Wednesday, March 1, 2017

Evrim Üzerine Düşünceler - 5


Bir varmış bir yokmuş. Evvel zaman içinde kalbur saman içinde, develer tellal iken pireler berber iken, ben anamın beşiğini tıngır mıngır sallar iken bir bakmışım ki çok zaman geçmiş. O kadar ki artık dünyada kimse kalmamış! Neden mi?


Teknoloji o kadar ilerlemiş, o kadar ilerlemiş ki, uzayda seyahat sıradanlaşmış, galaksilerin derinliklerinde yeni dünyalar keşfedilmiş. Ne var ki dünyadaki hayat şartları çok kötüleştiğinden, insanlar artık burayı terketmeye karar vermişler ve kocaman uzay gemilerine binip ayrılmışlar uzaydaki ilk evlerinden.

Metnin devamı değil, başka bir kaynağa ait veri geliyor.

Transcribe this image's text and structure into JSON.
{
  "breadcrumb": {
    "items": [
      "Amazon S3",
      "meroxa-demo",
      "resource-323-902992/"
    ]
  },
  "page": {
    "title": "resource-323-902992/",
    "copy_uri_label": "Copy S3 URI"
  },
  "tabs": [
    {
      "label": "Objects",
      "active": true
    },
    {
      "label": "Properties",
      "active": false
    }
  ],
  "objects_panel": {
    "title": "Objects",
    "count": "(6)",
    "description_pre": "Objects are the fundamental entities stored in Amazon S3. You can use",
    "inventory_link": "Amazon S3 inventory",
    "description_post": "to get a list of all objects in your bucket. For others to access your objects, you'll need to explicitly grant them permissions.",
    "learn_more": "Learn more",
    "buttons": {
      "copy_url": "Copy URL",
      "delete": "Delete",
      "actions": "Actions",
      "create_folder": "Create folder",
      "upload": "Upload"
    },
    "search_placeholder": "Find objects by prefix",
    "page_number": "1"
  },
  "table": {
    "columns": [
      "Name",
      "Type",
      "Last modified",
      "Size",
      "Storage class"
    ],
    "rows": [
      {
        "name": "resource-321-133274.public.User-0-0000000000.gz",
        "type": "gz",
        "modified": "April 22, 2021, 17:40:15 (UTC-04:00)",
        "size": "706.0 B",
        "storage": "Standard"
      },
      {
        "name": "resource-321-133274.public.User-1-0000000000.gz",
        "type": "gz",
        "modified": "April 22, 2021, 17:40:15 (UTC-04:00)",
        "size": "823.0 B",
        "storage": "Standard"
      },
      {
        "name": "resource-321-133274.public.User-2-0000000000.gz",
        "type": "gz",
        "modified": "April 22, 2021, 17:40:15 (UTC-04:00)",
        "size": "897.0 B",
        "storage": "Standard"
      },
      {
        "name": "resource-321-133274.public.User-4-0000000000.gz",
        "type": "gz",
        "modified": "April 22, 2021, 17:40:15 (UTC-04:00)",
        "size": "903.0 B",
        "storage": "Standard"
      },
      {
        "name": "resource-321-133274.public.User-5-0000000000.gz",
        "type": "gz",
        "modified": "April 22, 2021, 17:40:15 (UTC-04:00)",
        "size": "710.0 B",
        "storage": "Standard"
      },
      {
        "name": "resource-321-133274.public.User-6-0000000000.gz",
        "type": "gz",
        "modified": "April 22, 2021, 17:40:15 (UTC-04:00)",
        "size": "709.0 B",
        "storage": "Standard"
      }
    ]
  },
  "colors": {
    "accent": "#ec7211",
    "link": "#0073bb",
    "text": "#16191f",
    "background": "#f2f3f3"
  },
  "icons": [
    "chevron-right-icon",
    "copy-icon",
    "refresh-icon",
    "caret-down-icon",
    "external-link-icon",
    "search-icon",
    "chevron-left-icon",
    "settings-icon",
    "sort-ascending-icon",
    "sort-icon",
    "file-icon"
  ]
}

İnsanların ardından çok zaman geçmiş. Bir gün, farklı bir gezegende yaşamakta olan ve zeka sahibi bir tür, dünyayı keşfetmiş. Gelip burayı incelemeye karar vermişler. Geldiklerinde de, doğal oluşumlara ek olarak, çok enteresan fosillere rastlamışlar. Bu fosillerin yapısında göze benzeyen camlar, nefes borusu ve ses tellerini andıran hoparlörler, gelişmiş sinir sistemlerinden ayırd edilemeyen elektronik sistemler varmış. Dahası, bu aletlerin farklı türleri bulunuyormuş. Camlı-camsız, hoparlörlü-hoparlörsüz, gelişmiş-ilkel elektronik yapılı, hantal ve ağır, hafif ve estetik, vs. Bu fosillerin bir kısmı açıkta bulunabilirken bir kısmı da betondan katmanlar arasında bulunabiliyormuş. Uzaylılar arasındaki bilimciler hemen teşhisi koymuşlar: bunlar, burada daha önceden yaşayan ama şartların kötüleşmesiyle soyu tükenmiş bir canlı formunun kalıntıları! İsmini de Nofelet koymuşlar.


Tabii olarak bu nofeletlerin nasıl oluştuğu, nasıl bir çevrede yaşadıkları, hangi etmenlerle nesillerinin tükenmiş olabileceği gibi bir çok soru üşüşmüş akıllara. Bilimci uzaylılar, uzun uzun incelemeler yapmışlar. Beton katmanlar arasındaki fosilleri incelemişler. Eskiden yeniye doğru sıraladıklarında, önce şunu farketmişler: belirli bir tarihe kadar varlığı olmayan bu yaşam formu, tarih sahnesine aniden çıkıyormuş. İlk çıktığında ağır, hantal, az fonksiyonlu iken, yeni nesiller geldikçe, höparlör boyutları küçülüyormuş, cam boyutları büyüyormuş ve canlıdaki iç fonksiyonel yapılar boyutça küçülürken sayıca artıyormuş. Ayrıca, nofeletlerin boyutları küçülürken daha hafifleşiyorlarmış. Bu gözlemler üzerine bilimciler demişler ki bir takım tesadüflerin yardımıyla kayalardaki mineraller, bu canlı formunun ilkel halini oluşturmuş. Milyonlarca yıl süresince de, yavaş yavaş, doğal olaylar içerisinde seçile seçile form değiştirmiş ve hayatta kalabilmek için çok fonksiyonlu hale gelmişler.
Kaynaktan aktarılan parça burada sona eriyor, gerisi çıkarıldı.